Il 23 aprile 1849 sospettato di appartenere a una società segreta, tesa alla sovversione sociale della Russia Zarista, Fedor Dostoevskij era arrestato e mandato prima, presso il castello di Tobol’sk, un ex carcere di massima sicurezza in Siberia in cui trascorse soltanto i primi dieci giorni prima di essere trasferito al campo di prigionia nella città di Omsk, noto per le condizioni di prigionia particolarmente dure.
Nel castello di Tobol’sk sono stati in prigione anche lo scrittore Vladimir Korolenko e Nikolaj Cernysevskij
Dichiarato traditore della Patria, fu trasferito in un campo di prigione per quattro anni ai lavori forzati in Siberia, il suo viaggio ebbe inizio per la fortezza di Omsk, nel cuore della tundra siberiana, il giorno di Natale del 1849, la sua detenzione ebbe termine l’11 gennaio successivo.
La sua deportazione fu spaventosa, la temperatura scese intorno ai meno quaranta gradi sotto zero e al colmo della disperazione di chi è atteso dal nulla, chiamerà la sua prigione “la casa dei morti”.
All’arrivo a Omsk fu spogliato e privato di ogni cosa, gettato come sacco vuoto su un tavolaccio e nudo passo la sua prima notte da carcerato.
In uno stanzone lungo e angusto, reso ancor più soffocante dalle candele di sego continuamente accese, che emanavano pochissima luce ma tanto fetore.
Sacrificare l’ossigeno, per avere ancora coscienza di se stesso, e per non lasciarsi prendere e sopraffare dall’inedia e dal disinteresse totale.
All’interno del grande camerone gente che giocava continuamente a carte, che piangeva, che imprecava, per non perdersi completamente, lui scriveva o pregava.
Fedor Dostoevskij, passò un periodo spaventoso per la sofferenza indicibile, perché ogni ora, ogni minuto del giorno, pesava sulla sua anima, come una pietra tombale.
Nell’ultimo periodo di detenzione, fu tutto molto diverso ebbe anche la possibilità di avere e leggere molti libri, il primo, lo divorò in una sola notte.

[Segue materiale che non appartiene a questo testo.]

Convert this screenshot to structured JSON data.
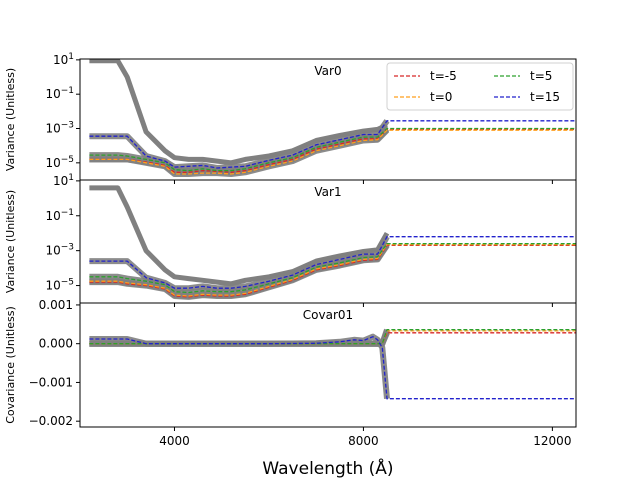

Il giorno dopo cercò di spezzare le catene che aveva ai polsi, dopo aver salutato tutti i detenuti presenti nel campo, Fedor andò in fucina per farsi spezzare le catene e l’ultimo simbolo di libertà perduta. Dichiarando, che la libertà è una nuova vita e la resurrezione dei morti.
In questo periodo il castello Robol’sk, è stato chiuso nel 1989, oggi è aperto alle visite dei turisti trasformato in Museo.